WASHINGTON (Reuters) – When news broke about the U.S. president Joe Biden‘s plan to provide a path to citizenship for certain immigrants who entered the country illegally and are married to U.S. citizens, Pennsylvania-based immigration attorney Bridget Cambria didn’t have to think long about clients she could help.

Over the years, she had met many such couples and explained to them how difficult it would be for the immigrant spouse to obtain legal permanent residency in the US. The process in most cases required the immigrant to leave the country, potentially enduring years of family separation before being eligible to return.

“When I called them, it was nice to tell them something happy for once,” Cambria said. “Some were crying, most were just in disbelief or shock.”

Biden’s move on Tuesday to allow hundreds of thousands of spouses of American citizens to legalize their immigration status without leaving the United States is a huge development for the families involved, but it is also a high-stakes political gamble in an election year.

Biden, a Democrat who is seeking another term in November, has struggled with high levels of illegal immigration at the U.S.-Mexico border.
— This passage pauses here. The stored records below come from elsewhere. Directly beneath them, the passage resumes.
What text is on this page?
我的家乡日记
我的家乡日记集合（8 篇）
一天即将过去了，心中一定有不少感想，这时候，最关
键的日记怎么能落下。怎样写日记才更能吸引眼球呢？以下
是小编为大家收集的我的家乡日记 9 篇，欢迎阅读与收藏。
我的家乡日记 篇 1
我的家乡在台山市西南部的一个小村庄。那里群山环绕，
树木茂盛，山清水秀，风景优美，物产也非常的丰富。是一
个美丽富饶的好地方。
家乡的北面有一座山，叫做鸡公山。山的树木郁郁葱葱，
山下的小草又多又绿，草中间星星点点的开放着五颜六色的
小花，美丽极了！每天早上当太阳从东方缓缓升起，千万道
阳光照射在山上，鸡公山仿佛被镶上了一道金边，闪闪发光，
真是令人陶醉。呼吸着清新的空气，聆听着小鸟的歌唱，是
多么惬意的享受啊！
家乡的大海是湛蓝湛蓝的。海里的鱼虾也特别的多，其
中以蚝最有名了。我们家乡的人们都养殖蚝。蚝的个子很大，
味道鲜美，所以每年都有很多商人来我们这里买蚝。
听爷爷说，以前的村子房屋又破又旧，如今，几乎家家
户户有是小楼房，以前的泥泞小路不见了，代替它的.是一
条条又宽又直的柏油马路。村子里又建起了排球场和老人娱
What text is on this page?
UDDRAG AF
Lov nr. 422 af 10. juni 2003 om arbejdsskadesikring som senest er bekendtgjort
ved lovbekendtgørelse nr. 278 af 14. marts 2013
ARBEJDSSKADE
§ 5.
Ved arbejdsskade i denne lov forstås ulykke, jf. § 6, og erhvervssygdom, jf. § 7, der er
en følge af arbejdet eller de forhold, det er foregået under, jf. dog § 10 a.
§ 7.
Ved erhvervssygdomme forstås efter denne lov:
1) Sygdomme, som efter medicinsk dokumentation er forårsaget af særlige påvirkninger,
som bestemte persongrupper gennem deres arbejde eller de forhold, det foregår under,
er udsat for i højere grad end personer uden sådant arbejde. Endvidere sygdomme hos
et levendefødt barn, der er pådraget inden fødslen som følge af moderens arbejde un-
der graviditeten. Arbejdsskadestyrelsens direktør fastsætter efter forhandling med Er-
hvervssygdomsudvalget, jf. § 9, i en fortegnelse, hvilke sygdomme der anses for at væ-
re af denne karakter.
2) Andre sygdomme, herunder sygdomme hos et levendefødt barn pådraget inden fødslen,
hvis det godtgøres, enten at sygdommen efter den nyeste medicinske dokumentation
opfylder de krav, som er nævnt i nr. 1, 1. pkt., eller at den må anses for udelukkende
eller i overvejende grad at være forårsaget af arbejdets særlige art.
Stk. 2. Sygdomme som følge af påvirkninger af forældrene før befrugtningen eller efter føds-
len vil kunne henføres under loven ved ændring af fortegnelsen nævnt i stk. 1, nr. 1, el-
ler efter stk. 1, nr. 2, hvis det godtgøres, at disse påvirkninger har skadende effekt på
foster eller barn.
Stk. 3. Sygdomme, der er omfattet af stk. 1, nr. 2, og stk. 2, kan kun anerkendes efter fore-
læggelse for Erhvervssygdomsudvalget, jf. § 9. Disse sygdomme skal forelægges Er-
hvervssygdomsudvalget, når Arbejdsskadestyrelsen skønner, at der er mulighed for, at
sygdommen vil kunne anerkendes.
His Republican challenger, the hardliner Donald Trumphas pushed the message that immigrants commit more violent crimes than U.S. citizens, despite statistics to the contrary, and are “poisoning the blood” of the country.

Biden has walked a political tightrope in recent months, tightening his stance on border enforcement while trying not to alienate liberal voters and Latinos. The Democrat defeated Trump in 2020 when Biden promised a more humane approach to immigration, a stark contrast to Trump’s four years in power.

When it comes to immigration policy, registered voters prefer Trump over Biden by a margin of 17 percentage points, according to a Reuters/Ipsos poll conducted in mid-May.

One of the couples who called Cambria, the Pennsylvania immigration lawyer, was Carmen Miranda56, and her husband Francisco Cortez, 52, of Reading, Pennsylvania.

Miranda met Cortez, a Mexican, through a friend in her early twenties. He had entered the country illegally in 1987 and she was a single mother of two young children. They dated for several years before getting married in 2003.

Miranda, who has multiple sclerosis and dwarfism and relies on Cortez to support her, said she was excited when Cambria called her with the news.

“We waited and waited for so, so long,” Miranda said. “I’m sorry if I start crying.”

Miranda said she wouldn’t have been able to make it without Cortez if he had left the country to apply for legal status and ended up in a no man’s land for years. “I need him here,” she said.

Genaro Vicencio, 24, who crossed the border from Mexico at the age of 10, met his American wife Cindy Maduena when they were both teenagers. They have a 6 year old son.

Vicencio, who lives in Temple, Pennsylvania, said he was constantly afraid that he would have to leave the U.S. for a long time and that his son would grow up without a father. He’s still trying to understand the magnitude of the announcement for his family, he said.

“It’s that I don’t have to worry, ‘Will my son have a father?’ Will my family be stable?,” he said. “Every morning I had to wake up and think about that. This is a huge stress reliever.”

Vicencio hopes that obtaining legal status will allow him to expand his painting and electrician business and access business loans, he said.

But most of all, he said, he is happy to start building a stable future in the United States.

“I know some people in this country might say, ‘Oh, it’s not a great country.’ This is a beautiful country. I love it.”